I would have preferred here to focus on the outcome of the Senate runoffs in Georgia and the Democrats’ takeover of the chamber, but Wednesday’s events make that impossible.

Like a lot of other people in or deeply involved in American politics, Wednesday was one of the most distressing and disturbing days of my life. I felt nauseous, then appalled, then outraged. But my final emotion was a sense of sorrow for what we all had witnessed.

In early June, after George Floyd gasped his last breath under the knee of a Minneapolis police officer, I watched the local live television coverage of what had been thousands of people, including families, peacefully marching through downtown Washington. But after nightfall, once the peaceful demonstrators left, they were replaced by vandals and arsonists bent on destruction, on streets that I had grown so familiar with since moving to Washington in September 1972 to go to college. Those streets now looked like a war zone.

Seeing thousands of miscreants laying siege to the Capitol building on Wednesday, then rampaging through the halls, offices, and even the Senate chamber, was too much. I recalled first walking those same hallowed corridors on my first trip to Washington in June 1970, to attend a three-week summer high school debate camp. In my first full day in the city, I walked from the Georgetown University campus past the White House and all the way to that majestic Capitol, in complete awe the whole time. I then hiked the length of the Mall past the Washington Monument, the Lincoln Memorial, and over Memorial Bridge to Arlington Cemetery, then back to Georgetown, tired but elated.

Fifty years ago this month, as a second-semester college freshman, I started working part-time in the Russell and Dirksen Senate office buildings, and in the Capitol itself 10 years later.

That Capitol occupies a special place in our federal city. President Abraham Lincoln insisted that construction of the dome continue despite the outbreak of the Civil War.
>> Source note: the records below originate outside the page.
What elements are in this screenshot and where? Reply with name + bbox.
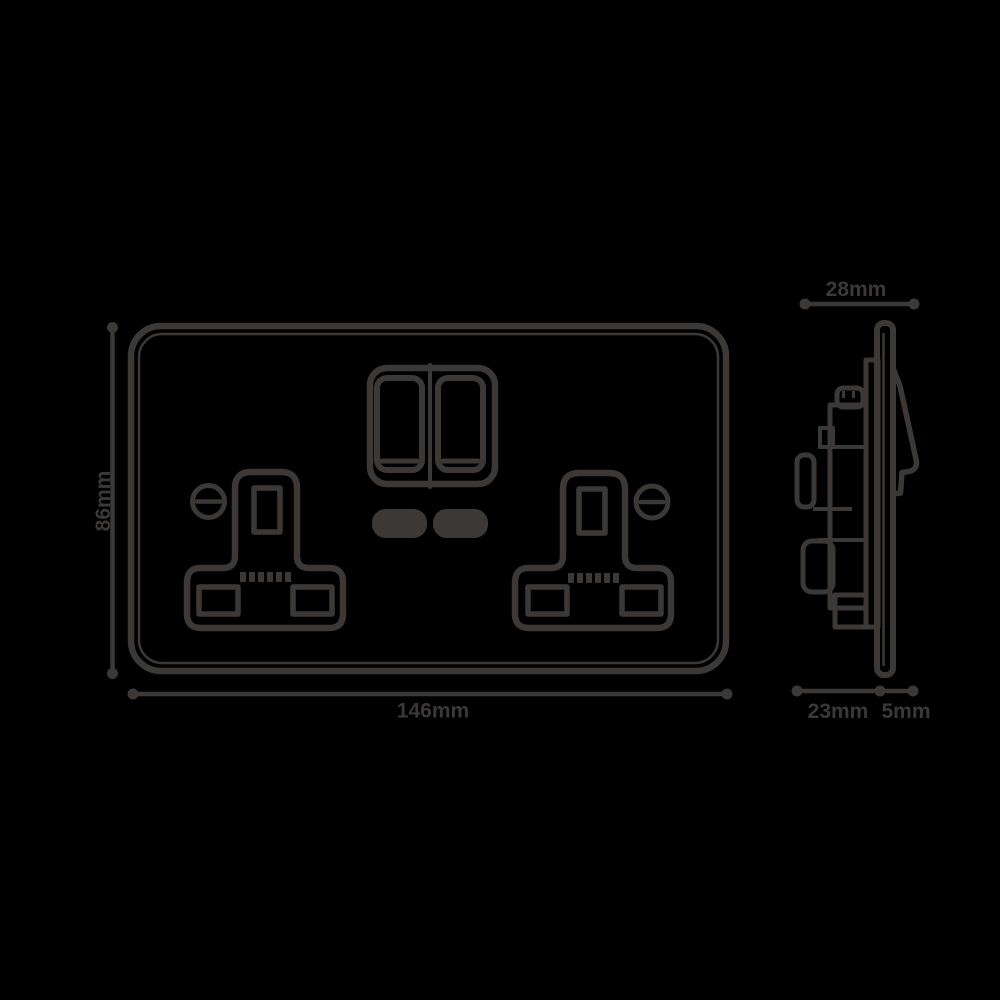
height-dimension: 86mm bbox=[92, 322, 118, 679]
right-rocker bbox=[438, 378, 483, 470]
socket-dimension-diagram: 146mm 86mm 28mm 23mm 5mm bbox=[0, 0, 1000, 1000]
left-rocker bbox=[377, 378, 422, 470]
right-socket-aperture bbox=[515, 473, 671, 628]
left-earth-slot bbox=[254, 488, 280, 532]
height-dimension-label: 86mm bbox=[92, 471, 115, 532]
left-socket-aperture bbox=[187, 472, 343, 628]
depth-back-label: 23mm bbox=[808, 700, 869, 723]
socket-marking bbox=[568, 573, 619, 583]
double-rocker-switch bbox=[370, 365, 495, 487]
side-view bbox=[797, 323, 917, 675]
depth-split-dimension: 23mm 5mm bbox=[792, 686, 931, 724]
right-live-slot bbox=[528, 587, 567, 614]
depth-total-dimension: 28mm bbox=[800, 278, 920, 310]
terminal-tab-upper bbox=[797, 455, 814, 507]
depth-total-label: 28mm bbox=[826, 278, 887, 301]
diagram-canvas: 146mm 86mm 28mm 23mm 5mm bbox=[0, 0, 1000, 1000]
backbox-bottom-step bbox=[835, 595, 866, 627]
right-neutral-slot bbox=[622, 587, 661, 614]
depth-front-label: 5mm bbox=[881, 700, 930, 723]
left-socket-outline bbox=[187, 472, 343, 628]
rocker-profile bbox=[893, 368, 917, 494]
right-earth-slot bbox=[579, 489, 605, 533]
front-view bbox=[131, 326, 726, 671]
left-neutral-slot bbox=[293, 587, 332, 614]
right-socket-outline bbox=[515, 473, 671, 628]
socket-marking bbox=[240, 572, 291, 582]
width-dimension: 146mm bbox=[128, 689, 733, 723]
left-live-slot bbox=[199, 587, 238, 614]
width-dimension-label: 146mm bbox=[397, 700, 469, 723]
backbox-step bbox=[820, 428, 833, 447]
left-indicator-window bbox=[372, 509, 427, 538]
right-indicator-window bbox=[433, 509, 488, 538]
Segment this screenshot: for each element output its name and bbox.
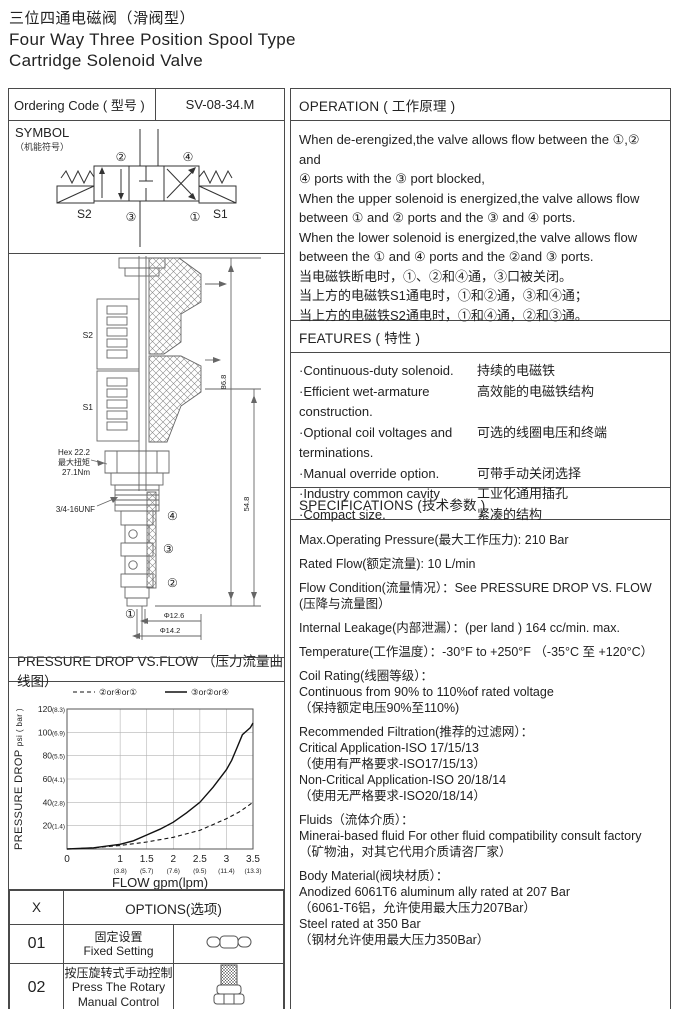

Under that same dome, Lincoln was the first of 12 presidents to lay in state, an honor also granted to generals of the Army like John J. “Black Jack” Pershing and Douglas MacArthur; the Unknown Soldier from the Vietnam War; statesmen like Henry Clay, Everett McKinley Dirksen, and Hubert Humphrey; and most recently John McCain and John Lewis. To see photographs of Capitol Police and other security agents aiming guns to protect the center door of the House Chamber from barbarians trying to break into the same room where President Franklin Roosevelt asked Congress to declare war after Pearl Harbor was deeply disturbing.

The building, in fact, hadn’t seen such a day since the British tried to burn it down in 1814. A similar event occurred in October 1967, when the Army’s 82nd Airborne (including one of my brothers-in-law) was deployed from Fort Bragg to encircle and defend the Pentagon from an estimated 50,000 anti-war protesters led by Abbie Hoffman. But unlike Wednesday, the building was never breached, nor the violence as severe as what we saw Wednesday.

A few weeks after my hike around D.C.’s landmarks, I witnessed another battle on the Mall. Mired in the Vietnam War, President Nixon had the idea of putting on a grand patriotic show for the Fourth of July. “Honor America Day” saw Rev. Billy Graham presiding over a religious service in the morning in front of the Lincoln Memorial, and ending with a nationally televised show near the Washington Monument hosted by comedian Bob Hope and featuring a dozen or so other performers. It drew an estimated 350,000 to the Mall, mostly parents with their kids in tow.

To my Mom and Dad back in Louisiana, it was quite a show. But behind the cameras, there was a different kind of show. Anti-war protesters began hurling rocks and bottles at the Park Police, who returned fire with tear gas. All of those moms, dads, and kids began to flee, leaving picnic blankets and baskets strewn over the mall, as they (and I) got a taste of tear gas for the first time.

But while I make light of that Fourth of July 50 years ago, there was nothing on Wednesday to make light of. We have seen America at her best but on much of Wednesday, we saw her at nearly her worst. The solace didn’t come until late Wednesday night and into the early hours of Thursday morning, when Congress returned to finish its work. The debate over, and ultimate acceptance of, Arizona’s and Pennsylvania’s electors evoked some reassurance that sanity would ultimately prevail. Yet the eight senators and 138 members of the House who voted for at least one of the challenges will need to explain how they could do that after the tragic events of the day.

Our country is in a very delicate place right now. Now is the time for everyone, whether Democrat or Republican, conservative or liberal, Never Trumper or Forever Trumper, and yes, journalist, to stand down, lower the temperature, cool the rhetoric, get past the outrage, and skip the gratuitous potshot no matter how deserving the target may be. This has all gotten out of control and it will take everyone taking a deep breath and using their inside voices to get past this.